Transient Extratropical Response to Solar Ultraviolet Radiation in the Northern Hemisphere Winter

Abstract

AbstractAn intermediate complexity general circulation model is used to investigate the transient response of the NH winter stratosphere to modulated ultraviolet (UV) radiation by imposing a stepwise, deliberately exaggerated UV perturbation and analyzing the lagged response. Enhanced UV radiation is accompanied by an immediate warming of the tropical upper stratosphere. The warming then spreads into the winter subtropics due to an accelerated Brewer–Dobson circulation in the tropical upper stratosphere. The poleward meridional velocity in the subtropics leads to an increase in zonal wind in midlatitudes between 20° and 50°N due to Coriolis torque. The increase in midlatitude zonal wind is accompanied by a dipole in Eliassen–Palm flux convergence, with decreased convergence near the winter pole and increased convergence in midlatitudes (where winds are strengthening due to the Coriolis torque); this dipole subsequently extends the anomalous westerlies to subpolar latitudes within the first 10 days.

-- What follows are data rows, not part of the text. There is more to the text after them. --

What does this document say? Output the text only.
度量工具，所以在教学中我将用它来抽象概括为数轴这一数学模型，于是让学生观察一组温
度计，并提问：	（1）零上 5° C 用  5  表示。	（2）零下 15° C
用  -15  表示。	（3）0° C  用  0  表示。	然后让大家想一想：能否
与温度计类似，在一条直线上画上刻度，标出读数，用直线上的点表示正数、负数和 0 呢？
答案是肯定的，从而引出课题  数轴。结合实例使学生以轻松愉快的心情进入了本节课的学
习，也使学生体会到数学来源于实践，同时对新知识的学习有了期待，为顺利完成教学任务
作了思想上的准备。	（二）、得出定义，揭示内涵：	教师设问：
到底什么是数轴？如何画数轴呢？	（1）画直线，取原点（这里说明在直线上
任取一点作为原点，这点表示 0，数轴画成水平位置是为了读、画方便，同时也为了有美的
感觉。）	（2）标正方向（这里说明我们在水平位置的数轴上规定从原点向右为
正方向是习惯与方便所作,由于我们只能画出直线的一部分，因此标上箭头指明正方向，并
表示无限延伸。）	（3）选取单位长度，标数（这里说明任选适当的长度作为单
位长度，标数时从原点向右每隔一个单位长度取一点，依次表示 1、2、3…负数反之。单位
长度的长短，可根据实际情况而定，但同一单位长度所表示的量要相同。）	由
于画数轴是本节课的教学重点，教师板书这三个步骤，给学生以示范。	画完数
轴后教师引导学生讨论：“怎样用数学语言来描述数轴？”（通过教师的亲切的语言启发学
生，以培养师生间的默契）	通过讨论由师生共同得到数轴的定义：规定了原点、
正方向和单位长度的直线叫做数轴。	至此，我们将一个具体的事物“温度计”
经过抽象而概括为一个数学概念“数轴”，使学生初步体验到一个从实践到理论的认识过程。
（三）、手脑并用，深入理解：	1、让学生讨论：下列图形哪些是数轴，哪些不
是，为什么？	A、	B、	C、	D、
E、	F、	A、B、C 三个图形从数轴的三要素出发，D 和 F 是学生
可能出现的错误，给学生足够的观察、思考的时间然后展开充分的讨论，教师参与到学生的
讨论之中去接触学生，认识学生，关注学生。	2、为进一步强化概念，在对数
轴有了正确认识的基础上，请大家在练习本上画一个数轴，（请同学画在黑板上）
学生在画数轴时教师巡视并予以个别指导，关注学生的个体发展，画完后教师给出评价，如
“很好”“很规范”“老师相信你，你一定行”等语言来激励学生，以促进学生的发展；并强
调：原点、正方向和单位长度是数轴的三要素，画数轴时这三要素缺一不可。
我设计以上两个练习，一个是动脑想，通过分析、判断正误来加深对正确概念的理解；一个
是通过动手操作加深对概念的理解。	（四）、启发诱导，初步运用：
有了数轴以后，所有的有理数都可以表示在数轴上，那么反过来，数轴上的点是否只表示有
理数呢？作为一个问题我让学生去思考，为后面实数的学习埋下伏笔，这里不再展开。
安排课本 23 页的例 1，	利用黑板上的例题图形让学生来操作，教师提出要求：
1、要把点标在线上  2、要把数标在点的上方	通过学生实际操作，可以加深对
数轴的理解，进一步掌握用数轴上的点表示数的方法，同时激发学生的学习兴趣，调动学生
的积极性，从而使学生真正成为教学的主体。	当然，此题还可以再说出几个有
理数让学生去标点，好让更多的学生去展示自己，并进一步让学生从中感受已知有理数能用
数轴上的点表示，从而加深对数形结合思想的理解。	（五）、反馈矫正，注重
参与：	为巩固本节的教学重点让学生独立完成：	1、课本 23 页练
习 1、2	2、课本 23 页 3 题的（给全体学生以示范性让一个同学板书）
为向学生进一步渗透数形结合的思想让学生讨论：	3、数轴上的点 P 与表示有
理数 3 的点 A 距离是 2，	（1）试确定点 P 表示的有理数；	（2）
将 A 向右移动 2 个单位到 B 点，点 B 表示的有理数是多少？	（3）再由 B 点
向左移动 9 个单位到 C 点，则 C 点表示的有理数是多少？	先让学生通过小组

The initial radiatively driven acceleration of the Brewer–Dobson circulation due to enhanced shortwave absorption is replaced in the subpolar winter stratosphere by a wave-driven deceleration of the Brewer–Dobson circulation, and after a month the wave-driven deceleration of the Brewer–Dobson circulation encompasses most of the winter stratosphere. Approximately a month after UV is first modified, a significant poleward jet shift is evident in the troposphere. The results of this study may have implications for the observed stratospheric and tropospheric responses to solar variability associated with the 27-day solar rotation period, and also to solar variability on longer time scales.